The unsettled theoretical debate about "crisis" in capitalism and how to theorize it led Peter Bell and myself to contemplate writing a book surveying, politically decoding and offering an alternative to the various strains of "Marxist crisis theory" that were then circulating and clashing. As a prelude to, or opening moment of, such a project we decided to undertake as systematic a study of Marx and Engels’ writings on crisis as we could manage, given the texts available to us. While we found many of the Italian innovations inspiring and useful, including moments of analysis of the specific crisis of Keynesianism, nowhere could we find any such systematic study by those theorists. So we undertook one. The result is the essay below that was originally published in Research in Political Economy in 1982. As it turned out, after undertaking this part of the study, largely my work, much of the analysis of other, more contemporary material was never written up in the form of chapters. However, samples of the kind of commentary those chapters would have contained can be found in Peter Bell, "Marxist Theory, Class Struggle and the Crisis of Capitalism," (1977), and Harry Cleaver, "Karl Marx: Economist or Revolutionary" (1986). We concluded that the then current debates were not only largely sterile but also, in relation to other projects that interested us (such as dealing with Reaganomics and the onset of the international debt crisis), not worth the time it would take to demonstrate the fact in detail. So the book was never completed.

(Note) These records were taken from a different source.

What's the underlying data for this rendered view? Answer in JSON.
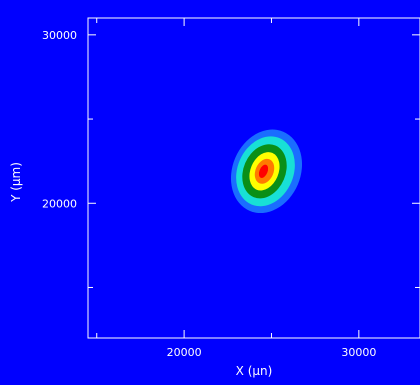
{
  "chart_data": {
    "type": "heatmap",
    "subtype": "contour",
    "title": "",
    "xlabel": "X (µn)",
    "ylabel": "Y (µm)",
    "xlim": [
      14500,
      33500
    ],
    "ylim": [
      12000,
      31000
    ],
    "x_ticks": [
      20000,
      30000
    ],
    "y_ticks": [
      20000,
      30000
    ],
    "x_minor_ticks": [
      15000,
      25000
    ],
    "y_minor_ticks": [
      15000,
      25000
    ],
    "grid": false,
    "legend": "none",
    "colors": {
      "background": "#0000ff",
      "axes": "#ffffff",
      "contour_fills": [
        "#0000ff",
        "#1a6dff",
        "#18e0d6",
        "#0a8f17",
        "#ffff00",
        "#ff7a00",
        "#ff0000"
      ]
    },
    "peak": {
      "x": 24600,
      "y": 21900,
      "value": 1.0
    },
    "contour_levels": [
      {
        "level": 0.1,
        "color": "#1a6dff"
      },
      {
        "level": 0.25,
        "color": "#18e0d6"
      },
      {
        "level": 0.4,
        "color": "#0a8f17"
      },
      {
        "level": 0.55,
        "color": "#ffff00"
      },
      {
        "level": 0.75,
        "color": "#ff7a00"
      },
      {
        "level": 0.9,
        "color": "#ff0000"
      }
    ]
  }
}
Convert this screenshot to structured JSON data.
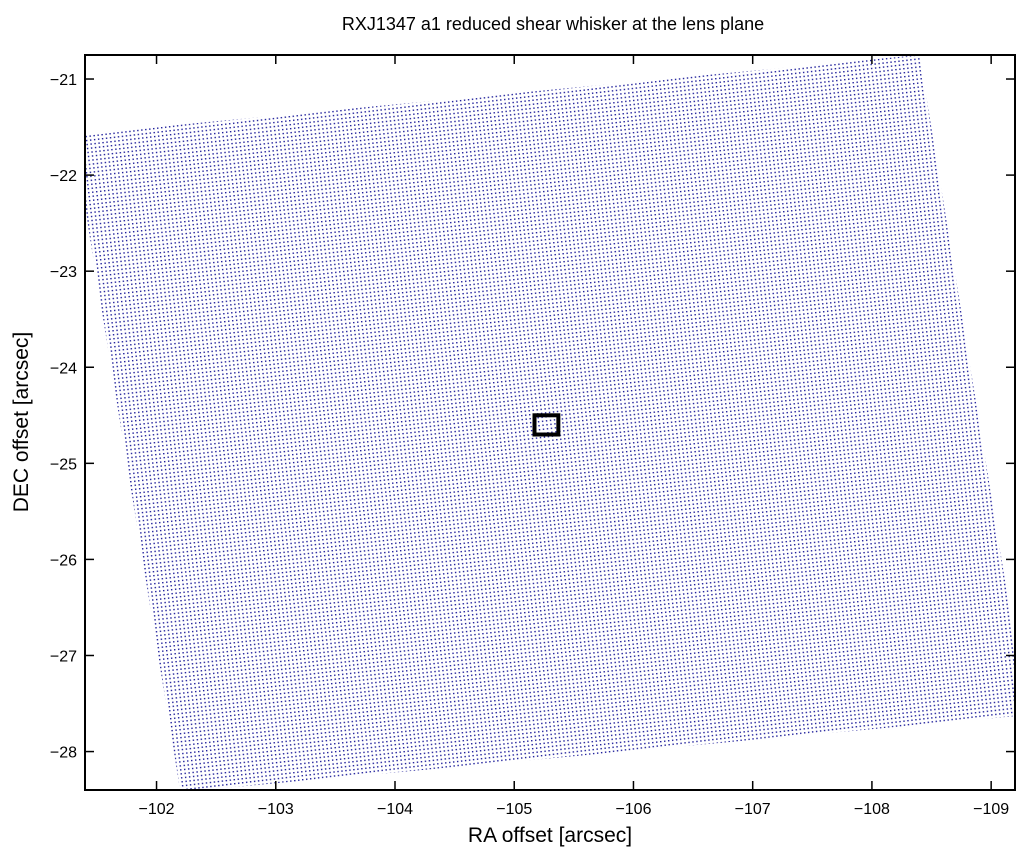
{
  "chart_data": {
    "type": "scatter",
    "title": "RXJ1347 a1 reduced shear whisker at the lens plane",
    "xlabel": "RA offset [arcsec]",
    "ylabel": "DEC offset [arcsec]",
    "xlim": [
      -101.4,
      -109.2
    ],
    "ylim": [
      -28.4,
      -20.75
    ],
    "x_reversed": true,
    "x_ticks": [
      -102,
      -103,
      -104,
      -105,
      -106,
      -107,
      -108,
      -109
    ],
    "x_tick_labels": [
      "−102",
      "−103",
      "−104",
      "−105",
      "−106",
      "−107",
      "−108",
      "−109"
    ],
    "y_ticks": [
      -21,
      -22,
      -23,
      -24,
      -25,
      -26,
      -27,
      -28
    ],
    "y_tick_labels": [
      "−21",
      "−22",
      "−23",
      "−24",
      "−25",
      "−26",
      "−27",
      "−28"
    ],
    "grid": false,
    "field_corners": [
      [
        -101.3,
        -21.58
      ],
      [
        -108.4,
        -20.75
      ],
      [
        -109.3,
        -27.62
      ],
      [
        -102.2,
        -28.42
      ]
    ],
    "field_color": "#1a1a99",
    "marker": {
      "x": -105.27,
      "y": -24.6,
      "half_size": 0.1,
      "color": "#000000"
    }
  }
}
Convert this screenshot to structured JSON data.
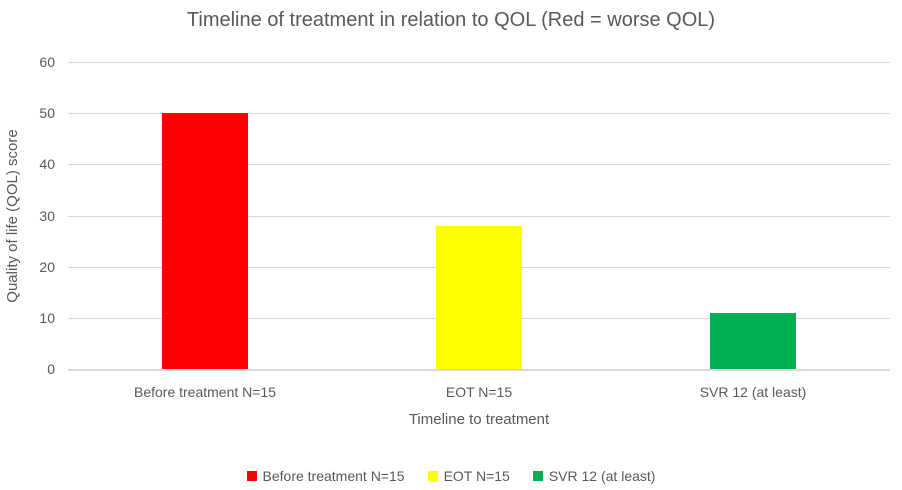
{
  "colors": {
    "background": "#ffffff",
    "text": "#595959",
    "gridline": "#d9d9d9",
    "axis_line": "#d9d9d9"
  },
  "chart_data": {
    "type": "bar",
    "title": "Timeline of treatment in relation to QOL (Red = worse QOL)",
    "xlabel": "Timeline to treatment",
    "ylabel": "Quality of life (QOL) score",
    "categories": [
      "Before treatment N=15",
      "EOT N=15",
      "SVR 12 (at least)"
    ],
    "values": [
      50,
      28,
      11
    ],
    "bar_colors": [
      "#ff0000",
      "#ffff00",
      "#00b050"
    ],
    "ylim": [
      0,
      60
    ],
    "ytick_step": 10,
    "grid": "horizontal",
    "legend": {
      "position": "bottom",
      "entries": [
        {
          "label": "Before treatment N=15",
          "color": "#ff0000"
        },
        {
          "label": "EOT N=15",
          "color": "#ffff00"
        },
        {
          "label": "SVR 12 (at least)",
          "color": "#00b050"
        }
      ]
    }
  }
}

A final note: in the light of the injunction in my book Reading Capital Politically that any reading of Capital should "eschew all detached interpretation and abstract theorizing in favor of grasping concepts only within that concrete totality of struggle whose determinations they designate", this essay comes up short. While it is certainly not "detached" what you will find here is mostly abstract and does not "grasp the concepts" within any "concrete totality of struggle." The reason for this abstraction lies in the intended purpose of the essay: a prelude to a critique of the debates around crisis theory that situated those debates within the contemporary history of class conflict and offered an alternative "political" reading designed to contribute to our struggles at that time. Therefore, this essay should be read today as merely a starting point for rethinking the concepts it discusses within the current "concrete totality of struggle" and by no means as a final statement on the subject.